Following the transaction, Marino's direct ownership in Rackspace stands at 2,172,932 shares. The sale occurred amid a period of pronounced share-price momentum for Rackspace Technology. The stock was trading at $2.22 at the time of the report, reflecting a 129% increase year-to-date and a 52% gain over the prior week.

Those market moves followed the release of Rackspace's fourth-quarter 2025 financial results. The company recorded earnings per share of -$0.01, beating analyst expectations of -$0.04, a 75% positive surprise relative to the forecast. Rackspace also reported revenue of $683 million, ahead of the $674.91 million consensus estimate.

The stronger-than-expected quarter drew investor attention, with a notable stock surge in premarket trading after the earnings release. In commentary on valuation, InvestingPro's analysis—cited in the reporting—indicates the stock appears undervalued versus its Fair Value and ranks among more than 1,400 U.S. equities covered by the platform's Pro Research Reports.


Context and immediate facts

The sale was explicitly described as a tax-related liquidity event linked to RSU vesting and executed through an established 10b5-1 plan. No additional corporate actions or changes in ownership percentages beyond the post-transaction share count were disclosed.

The company's quarter delivered an EPS result that was less negative than analysts projected and revenue that topped expectations. Those outcomes correspond with the reported uptick in share price in premarket trading.
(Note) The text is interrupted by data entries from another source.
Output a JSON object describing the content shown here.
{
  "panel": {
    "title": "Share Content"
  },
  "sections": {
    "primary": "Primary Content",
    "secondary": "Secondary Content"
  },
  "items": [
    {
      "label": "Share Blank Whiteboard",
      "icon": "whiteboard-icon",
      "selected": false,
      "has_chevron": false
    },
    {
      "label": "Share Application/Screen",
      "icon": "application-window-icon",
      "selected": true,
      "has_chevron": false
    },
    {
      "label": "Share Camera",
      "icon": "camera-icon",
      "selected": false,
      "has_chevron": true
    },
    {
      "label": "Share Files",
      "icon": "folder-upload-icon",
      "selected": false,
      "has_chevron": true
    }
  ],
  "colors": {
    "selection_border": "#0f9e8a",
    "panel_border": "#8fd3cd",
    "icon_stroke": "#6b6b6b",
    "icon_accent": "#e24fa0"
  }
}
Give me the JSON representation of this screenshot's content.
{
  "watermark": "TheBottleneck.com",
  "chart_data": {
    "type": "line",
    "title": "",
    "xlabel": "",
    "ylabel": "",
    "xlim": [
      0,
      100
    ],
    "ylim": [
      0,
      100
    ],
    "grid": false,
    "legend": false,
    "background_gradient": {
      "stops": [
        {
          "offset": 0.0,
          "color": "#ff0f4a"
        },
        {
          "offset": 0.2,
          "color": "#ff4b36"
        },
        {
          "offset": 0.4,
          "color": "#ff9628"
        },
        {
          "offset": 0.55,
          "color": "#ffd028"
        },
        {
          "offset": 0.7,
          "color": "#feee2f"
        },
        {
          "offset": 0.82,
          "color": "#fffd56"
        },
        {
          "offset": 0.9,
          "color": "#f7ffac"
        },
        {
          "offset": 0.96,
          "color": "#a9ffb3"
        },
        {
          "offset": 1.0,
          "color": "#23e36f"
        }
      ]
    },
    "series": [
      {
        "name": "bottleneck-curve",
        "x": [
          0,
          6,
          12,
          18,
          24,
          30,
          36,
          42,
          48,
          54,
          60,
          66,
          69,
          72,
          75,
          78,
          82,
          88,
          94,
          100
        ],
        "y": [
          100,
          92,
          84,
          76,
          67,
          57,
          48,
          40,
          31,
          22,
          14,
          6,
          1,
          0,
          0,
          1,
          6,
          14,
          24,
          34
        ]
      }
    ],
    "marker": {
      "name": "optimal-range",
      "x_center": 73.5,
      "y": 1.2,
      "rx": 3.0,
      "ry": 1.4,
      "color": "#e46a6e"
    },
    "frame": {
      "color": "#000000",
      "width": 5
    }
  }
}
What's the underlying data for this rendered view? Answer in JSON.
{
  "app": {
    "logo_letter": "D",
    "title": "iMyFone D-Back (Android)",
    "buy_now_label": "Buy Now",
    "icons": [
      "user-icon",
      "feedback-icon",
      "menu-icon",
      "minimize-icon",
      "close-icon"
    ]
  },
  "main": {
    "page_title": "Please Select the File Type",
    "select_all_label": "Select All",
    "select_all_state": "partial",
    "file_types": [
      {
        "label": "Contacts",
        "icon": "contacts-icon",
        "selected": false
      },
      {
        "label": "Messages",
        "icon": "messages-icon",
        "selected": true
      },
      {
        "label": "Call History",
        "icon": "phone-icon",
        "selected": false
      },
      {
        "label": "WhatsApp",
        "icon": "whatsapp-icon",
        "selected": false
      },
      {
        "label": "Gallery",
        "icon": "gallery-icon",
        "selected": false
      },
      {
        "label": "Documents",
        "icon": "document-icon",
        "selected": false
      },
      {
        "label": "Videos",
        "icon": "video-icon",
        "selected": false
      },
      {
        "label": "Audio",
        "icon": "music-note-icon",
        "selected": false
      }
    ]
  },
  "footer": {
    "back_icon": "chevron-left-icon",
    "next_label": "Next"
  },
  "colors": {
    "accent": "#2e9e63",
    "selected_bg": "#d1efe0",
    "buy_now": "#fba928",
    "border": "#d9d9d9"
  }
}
Where details are limited, the reporting confines itself to the transaction mechanics, the stated purpose for the sale, and the contemporaneous market and earnings data provided by the company and the cited analysis.

Risks

  • Despite the recent earnings beat, the company reported a negative EPS (-$0.01), indicating continued unprofitable earnings on a per-share basis which may affect investor expectations in the technology and cloud services sector.
  • The stock's sharp moves - up 129% year-to-date and 52% in the prior week - point to elevated short-term volatility in market trading for Rackspace, which can impact investors and market participants following the cloud computing and software infrastructure sectors.
  • Insider transactions, even when disclosed as tax-related and executed under a pre-arranged 10b5-1 plan, can generate investor scrutiny and uncertainty about future insider activity; this bears relevance for investor relations and equity-market observers.